Abstract

The opioid epidemic has continued to plague the United States with high levels of abuse and poor quality of life for chronic pain patients requiring continuous use of opioids. Many potential solutions have been proposed to mitigate this epidemic including new medications to reduce the abuse and side effect profiles of opioids; however, new medications are plagued by low efficacy, abuse potential, and toxicities. These limitations suggest that non‐pharmacological interventions could be more efficacious with low side effect profiles. Intermittent fasting (IF) is a time restriction diet which has recently grown in popularity over the past decade in the prevention and mitigation of a variety of pathological states. Numerous animal and human studies have shown the benefits of IF in these disease states, but not in opioid treatment paradigms. We thus subjected male and female CD1 mice to 18‐hour fasting intervals followed by 6‐hour feed periods with standard chow for 1 week.
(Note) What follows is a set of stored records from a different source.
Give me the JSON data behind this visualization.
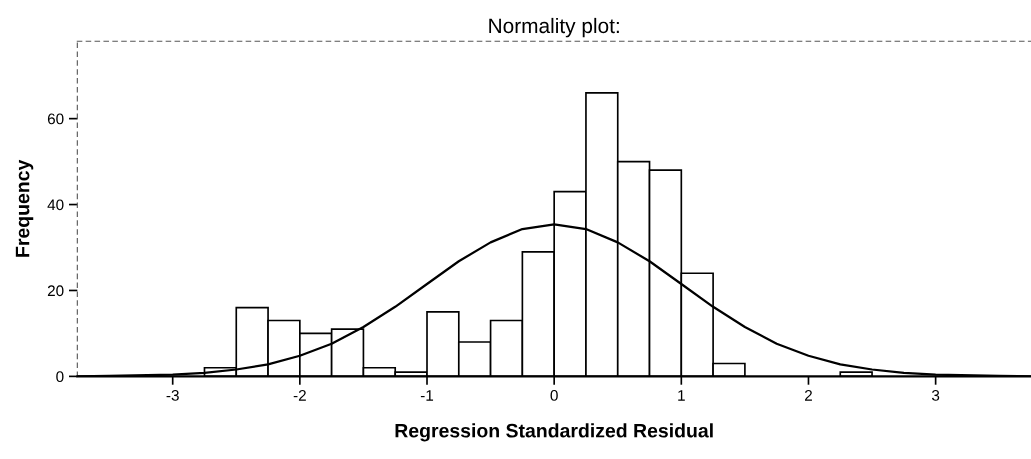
{
  "chart_data": {
    "type": "histogram",
    "title": "Normality plot:",
    "xlabel": "Regression Standardized Residual",
    "ylabel": "Frequency",
    "bins": [
      -2.75,
      -2.5,
      -2.25,
      -2.0,
      -1.75,
      -1.5,
      -1.25,
      -1.0,
      -0.75,
      -0.5,
      -0.25,
      0.0,
      0.25,
      0.5,
      0.75,
      1.0,
      1.25,
      1.5,
      1.75,
      2.0,
      2.25,
      2.5
    ],
    "values": [
      2,
      16,
      13,
      10,
      11,
      2,
      1,
      15,
      8,
      13,
      29,
      43,
      66,
      50,
      48,
      24,
      3,
      0,
      0,
      0,
      1
    ],
    "color": "#ffffff",
    "series": [
      {
        "type": "line",
        "color": "#000000",
        "x": [
          -3.75,
          -3.5,
          -3.0,
          -2.75,
          -2.5,
          -2.25,
          -2.0,
          -1.75,
          -1.5,
          -1.25,
          -1.0,
          -0.75,
          -0.5,
          -0.25,
          0.0,
          0.25,
          0.5,
          0.75,
          1.0,
          1.25,
          1.5,
          1.75,
          2.0,
          2.25,
          2.5,
          2.75,
          3.0,
          3.5,
          3.75
        ],
        "values": [
          0.0,
          0.1,
          0.4,
          0.8,
          1.6,
          2.8,
          4.8,
          7.6,
          11.5,
          16.2,
          21.5,
          26.8,
          31.2,
          34.3,
          35.4,
          34.3,
          31.2,
          26.8,
          21.5,
          16.2,
          11.5,
          7.6,
          4.8,
          2.8,
          1.6,
          0.8,
          0.4,
          0.1,
          0.0
        ]
      }
    ],
    "xlim": [
      -3.75,
      3.75
    ],
    "ylim": [
      0,
      78
    ],
    "xticks": [
      -3,
      -2,
      -1,
      0,
      1,
      2,
      3
    ],
    "yticks": [
      0,
      20,
      40,
      60
    ],
    "grid": false,
    "legend": false
  }
}
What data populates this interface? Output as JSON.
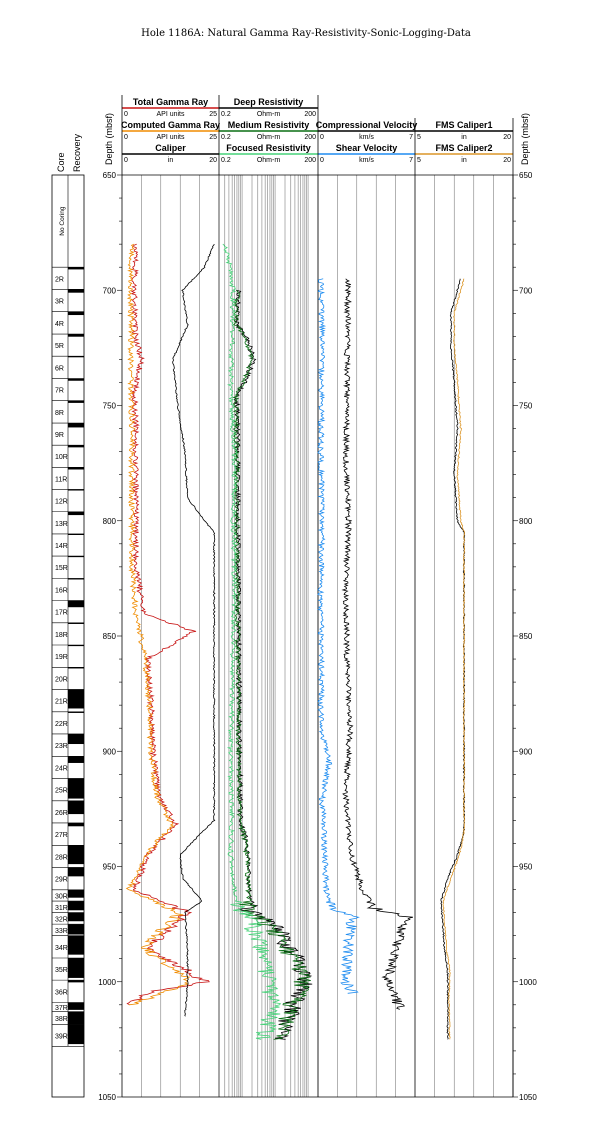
{
  "title": "Hole 1186A: Natural Gamma Ray-Resistivity-Sonic-Logging-Data",
  "depth_axis": {
    "label": "Depth (mbsf)",
    "min": 650,
    "max": 1050,
    "ticks": [
      650,
      700,
      750,
      800,
      850,
      900,
      950,
      1000,
      1050
    ]
  },
  "core_column": {
    "core_label": "Core",
    "recovery_label": "Recovery",
    "no_coring_label": "No Coring",
    "no_coring_range": [
      650,
      690
    ],
    "cores": [
      {
        "name": "2R",
        "top": 690.0,
        "bottom": 699.6,
        "rec": 0.1
      },
      {
        "name": "3R",
        "top": 699.6,
        "bottom": 709.3,
        "rec": 0.15
      },
      {
        "name": "4R",
        "top": 709.3,
        "bottom": 719.0,
        "rec": 0.15
      },
      {
        "name": "5R",
        "top": 719.0,
        "bottom": 728.6,
        "rec": 0.12
      },
      {
        "name": "6R",
        "top": 728.6,
        "bottom": 738.3,
        "rec": 0.05
      },
      {
        "name": "7R",
        "top": 738.3,
        "bottom": 747.9,
        "rec": 0.1
      },
      {
        "name": "8R",
        "top": 747.9,
        "bottom": 757.6,
        "rec": 0.1
      },
      {
        "name": "9R",
        "top": 757.6,
        "bottom": 767.2,
        "rec": 0.2
      },
      {
        "name": "10R",
        "top": 767.2,
        "bottom": 776.8,
        "rec": 0.1
      },
      {
        "name": "11R",
        "top": 776.8,
        "bottom": 786.4,
        "rec": 0.1
      },
      {
        "name": "12R",
        "top": 786.4,
        "bottom": 796.1,
        "rec": 0.05
      },
      {
        "name": "13R",
        "top": 796.1,
        "bottom": 805.7,
        "rec": 0.15
      },
      {
        "name": "14R",
        "top": 805.7,
        "bottom": 815.3,
        "rec": 0.05
      },
      {
        "name": "15R",
        "top": 815.3,
        "bottom": 825.0,
        "rec": 0.05
      },
      {
        "name": "16R",
        "top": 825.0,
        "bottom": 834.6,
        "rec": 0.05
      },
      {
        "name": "17R",
        "top": 834.6,
        "bottom": 844.3,
        "rec": 0.3
      },
      {
        "name": "18R",
        "top": 844.3,
        "bottom": 853.9,
        "rec": 0.05
      },
      {
        "name": "19R",
        "top": 853.9,
        "bottom": 863.6,
        "rec": 0.05
      },
      {
        "name": "20R",
        "top": 863.6,
        "bottom": 873.2,
        "rec": 0.05
      },
      {
        "name": "21R",
        "top": 873.2,
        "bottom": 882.9,
        "rec": 0.85
      },
      {
        "name": "22R",
        "top": 882.9,
        "bottom": 892.5,
        "rec": 0.05
      },
      {
        "name": "23R",
        "top": 892.5,
        "bottom": 902.2,
        "rec": 0.45
      },
      {
        "name": "24R",
        "top": 902.2,
        "bottom": 911.8,
        "rec": 0.3
      },
      {
        "name": "25R",
        "top": 911.8,
        "bottom": 921.5,
        "rec": 0.9
      },
      {
        "name": "26R",
        "top": 921.5,
        "bottom": 931.1,
        "rec": 0.6
      },
      {
        "name": "27R",
        "top": 931.1,
        "bottom": 940.8,
        "rec": 0.15
      },
      {
        "name": "28R",
        "top": 940.8,
        "bottom": 950.4,
        "rec": 0.85
      },
      {
        "name": "29R",
        "top": 950.4,
        "bottom": 960.1,
        "rec": 0.4
      },
      {
        "name": "30R",
        "top": 960.1,
        "bottom": 965.0,
        "rec": 0.7
      },
      {
        "name": "31R",
        "top": 965.0,
        "bottom": 970.0,
        "rec": 0.8
      },
      {
        "name": "32R",
        "top": 970.0,
        "bottom": 975.0,
        "rec": 0.75
      },
      {
        "name": "33R",
        "top": 975.0,
        "bottom": 980.0,
        "rec": 0.9
      },
      {
        "name": "34R",
        "top": 980.0,
        "bottom": 989.7,
        "rec": 0.85
      },
      {
        "name": "35R",
        "top": 989.7,
        "bottom": 999.3,
        "rec": 0.9
      },
      {
        "name": "36R",
        "top": 999.3,
        "bottom": 1009.0,
        "rec": 0.1
      },
      {
        "name": "37R",
        "top": 1009.0,
        "bottom": 1013.0,
        "rec": 0.8
      },
      {
        "name": "38R",
        "top": 1013.0,
        "bottom": 1018.5,
        "rec": 1.0
      },
      {
        "name": "39R",
        "top": 1018.5,
        "bottom": 1028.0,
        "rec": 0.9
      }
    ]
  },
  "tracks": {
    "track1": {
      "curves": [
        {
          "name": "Total Gamma Ray",
          "unit": "API units",
          "min_label": "0",
          "max_label": "25",
          "color": "#c81414"
        },
        {
          "name": "Computed Gamma Ray",
          "unit": "API units",
          "min_label": "0",
          "max_label": "25",
          "color": "#f08c00"
        },
        {
          "name": "Caliper",
          "unit": "in",
          "min_label": "0",
          "max_label": "20",
          "color": "#000000"
        }
      ]
    },
    "track2": {
      "curves": [
        {
          "name": "Deep Resistivity",
          "unit": "Ohm-m",
          "min_label": "0.2",
          "max_label": "200",
          "color": "#000000"
        },
        {
          "name": "Medium Resistivity",
          "unit": "Ohm-m",
          "min_label": "0.2",
          "max_label": "200",
          "color": "#0a6e14"
        },
        {
          "name": "Focused Resistivity",
          "unit": "Ohm-m",
          "min_label": "0.2",
          "max_label": "200",
          "color": "#46d278"
        }
      ]
    },
    "track3": {
      "curves": [
        {
          "name": "Compressional Velocity",
          "unit": "km/s",
          "min_label": "0",
          "max_label": "7",
          "color": "#000000"
        },
        {
          "name": "Shear Velocity",
          "unit": "km/s",
          "min_label": "0",
          "max_label": "7",
          "color": "#1e8cf0"
        }
      ]
    },
    "track4": {
      "curves": [
        {
          "name": "FMS Caliper1",
          "unit": "in",
          "min_label": "5",
          "max_label": "20",
          "color": "#000000"
        },
        {
          "name": "FMS Caliper2",
          "unit": "in",
          "min_label": "5",
          "max_label": "20",
          "color": "#dc9628"
        }
      ]
    }
  },
  "chart_data": {
    "type": "line",
    "y_axis": "depth (mbsf)",
    "series": [
      {
        "name": "Total Gamma Ray",
        "track": 1,
        "min": 0,
        "max": 25,
        "scale": "linear",
        "color": "#c81414",
        "depth": [
          680,
          700,
          720,
          730,
          745,
          760,
          790,
          820,
          840,
          848,
          860,
          880,
          900,
          920,
          932,
          945,
          955,
          960,
          970,
          975,
          985,
          1000,
          1005,
          1010
        ],
        "values": [
          3.5,
          3.2,
          3.4,
          5.0,
          3.2,
          3.6,
          3.5,
          3.6,
          5.5,
          18.5,
          6.5,
          7.5,
          8.0,
          9.5,
          14,
          6.5,
          4.5,
          3,
          17,
          14,
          6.5,
          21.5,
          6,
          2.5
        ]
      },
      {
        "name": "Computed Gamma Ray",
        "track": 1,
        "min": 0,
        "max": 25,
        "scale": "linear",
        "color": "#f08c00",
        "depth": [
          680,
          700,
          720,
          745,
          760,
          790,
          820,
          840,
          860,
          880,
          900,
          920,
          932,
          945,
          955,
          960,
          970,
          975,
          985,
          1000,
          1010
        ],
        "values": [
          2.5,
          2.2,
          2.4,
          2.3,
          2.6,
          2.5,
          2.6,
          3.5,
          6.0,
          7.0,
          7.5,
          9.0,
          13,
          6.0,
          3.5,
          1.5,
          15,
          12,
          5.5,
          18,
          2.0
        ]
      },
      {
        "name": "Caliper",
        "track": 1,
        "min": 0,
        "max": 20,
        "scale": "linear",
        "color": "#000000",
        "depth": [
          680,
          690,
          700,
          715,
          730,
          750,
          770,
          790,
          800,
          805,
          820,
          850,
          880,
          900,
          920,
          930,
          935,
          945,
          955,
          965,
          970,
          985,
          1000,
          1015
        ],
        "values": [
          19,
          17,
          12.5,
          13.5,
          10.5,
          11.5,
          13,
          13.5,
          17,
          19,
          19,
          19,
          19,
          19,
          19,
          19,
          16.5,
          12,
          12.5,
          16.5,
          13,
          13.5,
          13.5,
          13
        ]
      },
      {
        "name": "Deep Resistivity",
        "track": 2,
        "min": 0.2,
        "max": 200,
        "scale": "log",
        "color": "#000000",
        "depth": [
          700,
          715,
          725,
          730,
          745,
          770,
          800,
          850,
          900,
          930,
          940,
          955,
          968,
          972,
          985,
          1000,
          1010,
          1025
        ],
        "values": [
          0.8,
          0.7,
          1.8,
          2.2,
          0.7,
          0.75,
          0.75,
          0.8,
          0.85,
          0.9,
          1.4,
          1.6,
          1.8,
          3.5,
          30,
          90,
          40,
          15
        ]
      },
      {
        "name": "Medium Resistivity",
        "track": 2,
        "min": 0.2,
        "max": 200,
        "scale": "log",
        "color": "#0a6e14",
        "depth": [
          700,
          715,
          725,
          730,
          745,
          770,
          800,
          850,
          900,
          930,
          940,
          955,
          968,
          972,
          985,
          1000,
          1010,
          1025
        ],
        "values": [
          0.75,
          0.65,
          1.6,
          2.0,
          0.65,
          0.7,
          0.7,
          0.75,
          0.8,
          0.85,
          1.3,
          1.5,
          1.7,
          3,
          20,
          80,
          35,
          12
        ]
      },
      {
        "name": "Focused Resistivity",
        "track": 2,
        "min": 0.2,
        "max": 200,
        "scale": "log",
        "color": "#46d278",
        "depth": [
          680,
          700,
          720,
          745,
          770,
          800,
          830,
          850,
          880,
          900,
          930,
          945,
          960,
          968,
          975,
          990,
          1000,
          1015,
          1025
        ],
        "values": [
          0.3,
          0.55,
          0.5,
          0.45,
          0.6,
          0.55,
          0.6,
          0.55,
          0.5,
          0.45,
          0.5,
          0.45,
          0.6,
          0.8,
          2.5,
          5,
          8,
          10,
          4
        ]
      },
      {
        "name": "Compressional Velocity",
        "track": 3,
        "min": 0,
        "max": 7,
        "scale": "linear",
        "color": "#000000",
        "depth": [
          695,
          720,
          745,
          770,
          800,
          830,
          860,
          890,
          920,
          945,
          960,
          968,
          972,
          985,
          1000,
          1012
        ],
        "values": [
          2.2,
          2.1,
          2.1,
          2.0,
          2.2,
          2.0,
          2.1,
          2.3,
          2.0,
          2.4,
          3.2,
          4.0,
          6.5,
          5.5,
          5.0,
          6.0
        ]
      },
      {
        "name": "Shear Velocity",
        "track": 3,
        "min": 0,
        "max": 7,
        "scale": "linear",
        "color": "#1e8cf0",
        "depth": [
          695,
          720,
          745,
          770,
          800,
          830,
          860,
          890,
          905,
          920,
          945,
          960,
          968,
          972,
          985,
          1000,
          1005
        ],
        "values": [
          0.2,
          0.3,
          0.25,
          0.2,
          0.3,
          0.2,
          0.25,
          0.2,
          0.8,
          0.3,
          0.5,
          0.6,
          1.0,
          2.5,
          2.2,
          2.0,
          2.5
        ]
      },
      {
        "name": "FMS Caliper1",
        "track": 4,
        "min": 5,
        "max": 20,
        "scale": "linear",
        "color": "#000000",
        "depth": [
          695,
          710,
          725,
          740,
          760,
          780,
          800,
          805,
          830,
          870,
          910,
          935,
          945,
          955,
          965,
          985,
          995,
          1010,
          1025
        ],
        "values": [
          12,
          10.5,
          10.5,
          11,
          11.5,
          11,
          11.5,
          12.5,
          12.5,
          12.5,
          12.5,
          12.5,
          11.5,
          10,
          9,
          9.5,
          10,
          10,
          10
        ]
      },
      {
        "name": "FMS Caliper2",
        "track": 4,
        "min": 5,
        "max": 20,
        "scale": "linear",
        "color": "#dc9628",
        "depth": [
          695,
          710,
          725,
          740,
          760,
          780,
          800,
          805,
          830,
          870,
          910,
          935,
          945,
          955,
          965,
          985,
          995,
          1010,
          1025
        ],
        "values": [
          12.5,
          11,
          11,
          11.5,
          12,
          11.5,
          12,
          12.5,
          12.5,
          12.5,
          12.5,
          12.5,
          11.8,
          10.5,
          9.3,
          9.8,
          10.3,
          10.2,
          10.3
        ]
      }
    ]
  }
}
Mice which underwent this diet displayed an enhanced anti‐nociceptive response to systemic morphine both in efficacy and duration using thermal tail flick and post‐operative paw incision pain models. While showing enhanced anti‐nociception, IF mice also demonstrated a reduction in the development of anti‐nociceptive tolerance using the thermal tail flick assay paired with daily systemic morphine treatment. We also found a reduction in the development of opioid induced constipation using both fecal mass and fecal pellet count in IF mice. Seeking a mechanism for our behavioral findings, we performed 35S‐GTPγS assays to assess the functionality of mu opioid receptors within the spinal cord and periaqueductal grey (PAG) tissues from IF mice with and without chronic morphine treatment. The resulting DAMGO concentration‐response curves demonstrated an increased efficacy of mu opioid receptors within the spinal cord in IF mice and an absence of the development of tolerance within the PAG in IF mice, suggesting site‐specific receptor mechanisms for the behavioral effects we observed. These data suggest that a daily IF diet may improve the therapeutic index of acute and chronic opioid therapies for pain patients in the clinic, both in improved analgesia and reduced tolerance and constipation.